Pie XII

260ᵉ pape ; de 1939 à 1958

5 mars 1941

Discours aux jeunes époux

Le ministre des sacrements, simple instrument de Dieu

Table des matières

Donné à Rome, près Saint-​Pierre, le 5 mars 1941

Vous n’i­gno­rez pas qu’en tout sacre­ment celui qui l’ad­mi­nistre n’est que l’ins­tru­ment de la main de Dieu. L’homme, certes, fait quelque chose : il accom­plit une céré­mo­nie sym­bo­lique et pro­nonce des paroles qui signi­fient la grâce propre au sacre­ment ; mais cette grâce, Dieu est seul à la pro­duire : il se sert de l’homme comme d’un ministre agis­sant en son nom, à l’ins­tar du pin­ceau dont le peintre se sert pour des­si­ner et colo­rer sur la toile l’i­mage pré­sente à son esprit d’ar­tiste. Dieu est donc l’agent prin­ci­pal : c’est lui-​même qui agit, tan­dis que le ministre n’est qu’une cause ins­tru­men­tale, un ins­tru­ment qui agit sous l’im­pul­sion de Dieu. C’est pour­quoi, ce que le sacre­ment confère et pro­duit, c’est-​à-​dire la grâce, qui nous fait par­ti­ci­per à la nature de Dieu, res­semble, en tant qu’ef­fet de Dieu, à la cause divine et non pas au ministre1. Autre consé­quence, l’ef­fi­ca­ci­té du sacre­ment ne peut être conta­mi­née par le ministre : elle est comme la lumière du soleil, qui ne peut se souiller au contact des choses qu’elle illu­mine2.

Or, dans le sacre­ment de mariage, quel est l’ins­tru­ment de Dieu qui a pro­duit la grâce dans vos âmes ? Est-​ce peut-​être le prêtre qui vous a bénits et unis dans le mariage ? Non. Il est vrai que, sauf cer­tains cas excep­tion­nels bien déter­mi­nés3, l’Eglise pres­crit aux époux, pour que leur lien et leurs enga­ge­ments mutuels soient valides et leur pro­curent la grâce, de les échan­ger en pré­sence du prêtre ; mais le prêtre n’est qu’un témoin qua­li­fié, le repré­sen­tant de l’Eglise, et ne fait que pré­si­der les céré­mo­nies reli­gieuses qui accom­pagnent le contrat matri­mo­nial. C’est vous-​mêmes qui, en pré­sence du prêtre, avez été consti­tués par Dieu ministres du sacre­ment de mariage ; c’est de vous qu’il s’est ser­vi pour éta­blir votre indis­so­luble union et ver­ser dans vos âmes les grâces qui vous ren­dront constam­ment fidèles à vos nou­veaux devoirs. A quel hon­neur et à quelle digni­té Dieu vous a éle­vés ! Ne semble-​t-​il pas avoir vou­lu que vous soyez, dès le pre­mier ins­tant que vous quit­tiez le saint autel, les coopé­ra­teurs et les ins­tru­ments de ses œuvres ? Lui-​même vous en a ouvert et sanc­ti­fié le chemin.

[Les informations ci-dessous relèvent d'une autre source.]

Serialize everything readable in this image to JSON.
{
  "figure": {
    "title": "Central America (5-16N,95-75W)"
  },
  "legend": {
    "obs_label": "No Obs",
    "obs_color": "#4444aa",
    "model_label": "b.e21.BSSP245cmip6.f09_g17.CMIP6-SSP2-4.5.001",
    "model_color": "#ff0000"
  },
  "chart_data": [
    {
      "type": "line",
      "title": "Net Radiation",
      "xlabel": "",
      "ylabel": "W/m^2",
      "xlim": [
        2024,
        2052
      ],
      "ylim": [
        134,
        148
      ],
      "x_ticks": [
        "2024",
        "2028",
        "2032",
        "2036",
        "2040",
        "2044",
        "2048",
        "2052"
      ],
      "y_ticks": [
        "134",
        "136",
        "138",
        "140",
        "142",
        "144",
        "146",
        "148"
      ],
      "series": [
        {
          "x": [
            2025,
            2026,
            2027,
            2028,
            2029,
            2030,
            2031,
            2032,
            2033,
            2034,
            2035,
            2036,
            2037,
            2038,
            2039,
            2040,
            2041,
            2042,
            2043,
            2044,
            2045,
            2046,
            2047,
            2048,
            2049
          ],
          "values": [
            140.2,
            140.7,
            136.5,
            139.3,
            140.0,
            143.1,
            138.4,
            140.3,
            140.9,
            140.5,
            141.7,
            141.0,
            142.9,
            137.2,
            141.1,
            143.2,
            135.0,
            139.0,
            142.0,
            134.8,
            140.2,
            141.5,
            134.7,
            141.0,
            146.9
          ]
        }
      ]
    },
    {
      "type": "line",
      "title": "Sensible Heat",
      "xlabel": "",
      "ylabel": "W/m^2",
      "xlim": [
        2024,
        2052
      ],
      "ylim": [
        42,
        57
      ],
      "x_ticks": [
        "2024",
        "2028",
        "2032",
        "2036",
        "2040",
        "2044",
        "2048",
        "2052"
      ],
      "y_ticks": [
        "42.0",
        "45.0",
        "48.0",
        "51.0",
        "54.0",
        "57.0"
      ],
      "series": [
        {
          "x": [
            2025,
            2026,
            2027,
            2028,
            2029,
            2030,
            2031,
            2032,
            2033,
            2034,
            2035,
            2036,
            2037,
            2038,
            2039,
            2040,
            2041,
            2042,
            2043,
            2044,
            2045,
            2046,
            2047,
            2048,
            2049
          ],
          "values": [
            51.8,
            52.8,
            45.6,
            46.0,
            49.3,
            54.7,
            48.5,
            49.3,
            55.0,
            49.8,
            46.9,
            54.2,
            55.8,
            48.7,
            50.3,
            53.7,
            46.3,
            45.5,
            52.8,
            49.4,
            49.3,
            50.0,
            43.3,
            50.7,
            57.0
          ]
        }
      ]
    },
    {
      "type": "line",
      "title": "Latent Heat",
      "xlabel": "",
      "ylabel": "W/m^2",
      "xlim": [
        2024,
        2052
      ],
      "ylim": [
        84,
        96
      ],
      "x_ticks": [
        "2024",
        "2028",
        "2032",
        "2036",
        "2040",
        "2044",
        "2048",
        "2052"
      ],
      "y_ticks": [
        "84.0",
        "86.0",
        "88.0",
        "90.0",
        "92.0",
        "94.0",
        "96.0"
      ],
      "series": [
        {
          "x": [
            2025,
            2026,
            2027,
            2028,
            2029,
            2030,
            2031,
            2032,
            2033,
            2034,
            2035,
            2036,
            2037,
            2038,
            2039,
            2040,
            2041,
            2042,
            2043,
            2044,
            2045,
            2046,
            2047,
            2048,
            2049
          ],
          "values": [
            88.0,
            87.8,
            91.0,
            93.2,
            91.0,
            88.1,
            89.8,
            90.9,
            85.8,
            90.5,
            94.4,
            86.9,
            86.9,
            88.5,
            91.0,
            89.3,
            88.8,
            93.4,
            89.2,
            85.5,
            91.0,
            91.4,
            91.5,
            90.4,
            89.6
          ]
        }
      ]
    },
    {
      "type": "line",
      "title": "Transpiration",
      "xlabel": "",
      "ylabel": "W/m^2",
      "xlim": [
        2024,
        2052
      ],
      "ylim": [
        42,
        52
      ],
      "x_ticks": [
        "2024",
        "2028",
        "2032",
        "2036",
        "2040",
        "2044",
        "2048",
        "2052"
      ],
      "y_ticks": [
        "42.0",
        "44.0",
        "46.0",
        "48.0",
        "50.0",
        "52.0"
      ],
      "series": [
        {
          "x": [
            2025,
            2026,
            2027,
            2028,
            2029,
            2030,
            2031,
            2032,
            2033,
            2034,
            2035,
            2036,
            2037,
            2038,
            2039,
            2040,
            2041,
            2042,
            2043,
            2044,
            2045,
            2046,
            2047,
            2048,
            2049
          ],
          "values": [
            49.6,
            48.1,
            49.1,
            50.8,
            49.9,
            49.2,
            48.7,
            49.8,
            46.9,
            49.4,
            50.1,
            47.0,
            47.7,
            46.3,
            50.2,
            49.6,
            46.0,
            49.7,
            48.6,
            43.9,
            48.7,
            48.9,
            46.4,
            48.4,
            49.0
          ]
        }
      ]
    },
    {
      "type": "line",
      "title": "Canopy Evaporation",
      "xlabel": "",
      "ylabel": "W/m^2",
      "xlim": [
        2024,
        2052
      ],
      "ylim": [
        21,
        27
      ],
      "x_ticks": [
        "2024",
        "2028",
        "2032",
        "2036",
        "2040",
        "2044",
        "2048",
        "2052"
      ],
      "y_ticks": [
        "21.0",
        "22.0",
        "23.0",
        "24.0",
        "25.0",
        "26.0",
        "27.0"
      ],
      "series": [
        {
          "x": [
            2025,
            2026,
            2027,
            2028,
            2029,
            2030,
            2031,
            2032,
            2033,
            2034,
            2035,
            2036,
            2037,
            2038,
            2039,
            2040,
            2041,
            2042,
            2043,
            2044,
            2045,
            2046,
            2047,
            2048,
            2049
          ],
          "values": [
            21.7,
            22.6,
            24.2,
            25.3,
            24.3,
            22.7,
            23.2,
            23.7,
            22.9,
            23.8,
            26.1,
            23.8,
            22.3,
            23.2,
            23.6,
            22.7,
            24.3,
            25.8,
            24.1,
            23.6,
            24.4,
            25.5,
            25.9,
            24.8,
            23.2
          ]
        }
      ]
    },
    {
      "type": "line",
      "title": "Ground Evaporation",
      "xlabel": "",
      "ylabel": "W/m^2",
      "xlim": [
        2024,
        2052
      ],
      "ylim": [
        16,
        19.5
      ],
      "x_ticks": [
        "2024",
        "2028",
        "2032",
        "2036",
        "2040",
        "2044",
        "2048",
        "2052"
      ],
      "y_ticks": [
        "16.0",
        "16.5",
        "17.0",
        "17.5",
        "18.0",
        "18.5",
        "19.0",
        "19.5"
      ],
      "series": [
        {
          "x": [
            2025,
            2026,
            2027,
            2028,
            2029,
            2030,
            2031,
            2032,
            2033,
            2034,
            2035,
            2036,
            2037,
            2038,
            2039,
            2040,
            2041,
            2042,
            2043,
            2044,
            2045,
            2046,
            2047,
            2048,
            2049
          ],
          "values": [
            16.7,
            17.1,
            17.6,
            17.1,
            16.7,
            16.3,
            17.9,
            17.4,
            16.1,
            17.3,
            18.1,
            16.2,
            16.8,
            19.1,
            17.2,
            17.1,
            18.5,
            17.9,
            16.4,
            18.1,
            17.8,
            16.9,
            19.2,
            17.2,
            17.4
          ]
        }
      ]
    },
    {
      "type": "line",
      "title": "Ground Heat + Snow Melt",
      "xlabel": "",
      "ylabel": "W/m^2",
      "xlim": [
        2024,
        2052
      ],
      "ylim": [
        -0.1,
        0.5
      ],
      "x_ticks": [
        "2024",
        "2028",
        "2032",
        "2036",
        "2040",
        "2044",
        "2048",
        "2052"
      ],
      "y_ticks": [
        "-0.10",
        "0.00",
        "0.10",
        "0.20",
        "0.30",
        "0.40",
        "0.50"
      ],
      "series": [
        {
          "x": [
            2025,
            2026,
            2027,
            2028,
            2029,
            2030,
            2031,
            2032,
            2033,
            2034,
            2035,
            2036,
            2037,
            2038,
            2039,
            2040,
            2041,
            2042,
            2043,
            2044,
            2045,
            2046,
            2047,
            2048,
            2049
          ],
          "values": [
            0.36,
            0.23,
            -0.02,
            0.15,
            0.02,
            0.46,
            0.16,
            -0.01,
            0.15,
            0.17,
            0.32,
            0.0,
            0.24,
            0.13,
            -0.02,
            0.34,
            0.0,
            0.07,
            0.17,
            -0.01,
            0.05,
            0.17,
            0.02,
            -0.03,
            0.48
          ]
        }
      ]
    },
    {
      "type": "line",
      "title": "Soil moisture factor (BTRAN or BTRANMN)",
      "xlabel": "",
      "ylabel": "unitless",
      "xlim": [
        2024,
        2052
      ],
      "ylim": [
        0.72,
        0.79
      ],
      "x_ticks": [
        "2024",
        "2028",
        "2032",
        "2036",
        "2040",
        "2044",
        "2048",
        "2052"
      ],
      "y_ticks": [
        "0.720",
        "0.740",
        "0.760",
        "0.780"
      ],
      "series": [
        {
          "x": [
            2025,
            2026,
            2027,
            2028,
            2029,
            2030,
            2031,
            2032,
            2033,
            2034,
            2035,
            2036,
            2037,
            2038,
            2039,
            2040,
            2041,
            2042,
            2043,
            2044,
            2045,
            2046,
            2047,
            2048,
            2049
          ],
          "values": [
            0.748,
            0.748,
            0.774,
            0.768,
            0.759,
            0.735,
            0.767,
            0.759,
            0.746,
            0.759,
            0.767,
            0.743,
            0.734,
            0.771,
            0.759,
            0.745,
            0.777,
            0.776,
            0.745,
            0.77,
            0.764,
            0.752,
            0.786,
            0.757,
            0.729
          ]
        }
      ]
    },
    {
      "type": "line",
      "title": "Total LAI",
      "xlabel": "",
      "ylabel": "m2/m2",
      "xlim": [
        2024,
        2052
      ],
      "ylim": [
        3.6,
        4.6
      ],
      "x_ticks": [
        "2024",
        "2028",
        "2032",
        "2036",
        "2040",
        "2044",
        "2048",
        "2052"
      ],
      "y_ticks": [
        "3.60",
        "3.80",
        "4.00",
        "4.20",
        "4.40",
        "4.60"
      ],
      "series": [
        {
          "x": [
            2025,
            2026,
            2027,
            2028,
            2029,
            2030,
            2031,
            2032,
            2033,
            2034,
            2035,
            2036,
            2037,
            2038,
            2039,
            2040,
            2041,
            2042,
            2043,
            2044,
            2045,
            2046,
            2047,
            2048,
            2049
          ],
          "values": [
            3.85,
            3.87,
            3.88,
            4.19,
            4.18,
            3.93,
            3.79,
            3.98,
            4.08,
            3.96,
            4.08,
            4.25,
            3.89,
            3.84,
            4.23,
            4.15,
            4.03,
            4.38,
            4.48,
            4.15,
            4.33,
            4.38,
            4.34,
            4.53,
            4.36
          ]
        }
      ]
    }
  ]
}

C’est par les époux que se communique la vie de la grâce en ce sacrement, comme ensuite la vie des corps.

Dans le sacre­ment de mariage, l’ac­cep­ta­tion mutuelle de vos per­sonnes, votre consen­te­ment réci­proque mani­fes­té par la parole, est un acte exté­rieur qui a atti­ré sur vous les grâces divines ; dans votre vie conju­gale, vous serez les ins­tru­ments de l’art divin en mode­lant la matière, le corps de vos enfants. Vous appel­le­rez dans la chair tirée de votre chair l’âme spi­ri­tuelle et immor­telle et c’est à votre appel que Dieu la crée­ra, ce Dieu qui a fidè­le­ment pro­duit la grâce à l’ap­pel du sacre­ment. Et lorsque vien­dra au monde votre premier-​né, la nou­velle Eve redi­ra avec la mère du genre humain : Possedi homi­nem per Deum, « j’ai acquis un homme par le secours de Dieu » (Gn 4,1). Dieu seul peut créer les âmes, Dieu seul peut pro­duire la grâce ; mais il dai­gne­ra se ser­vir de votre minis­tère pour tirer les âmes du néant, comme il s’en est ser­vi pour vous don­ner la grâce.

Dans les deux cas, Dieu veut dépendre de leur libre consentement

Dans l’une et l’autre de ces col­la­bo­ra­tions, Dieu atten­dra que vous disiez oui, pour user de sa toute-​puissance créa­trice. Lui qui, « maître de sa force, juge avec dou­ceur et gou­verne avec une grande indul­gence » (Sg 12,18), il ne veut point vous trai­ter comme des ins­tru­ments inertes ou sans rai­son, à la façon du pin­ceau dans la main du peintre : il veut que libre­ment vous posiez l’acte qu’il attend pour accom­plir son œuvre de créa­tion et de sanctification.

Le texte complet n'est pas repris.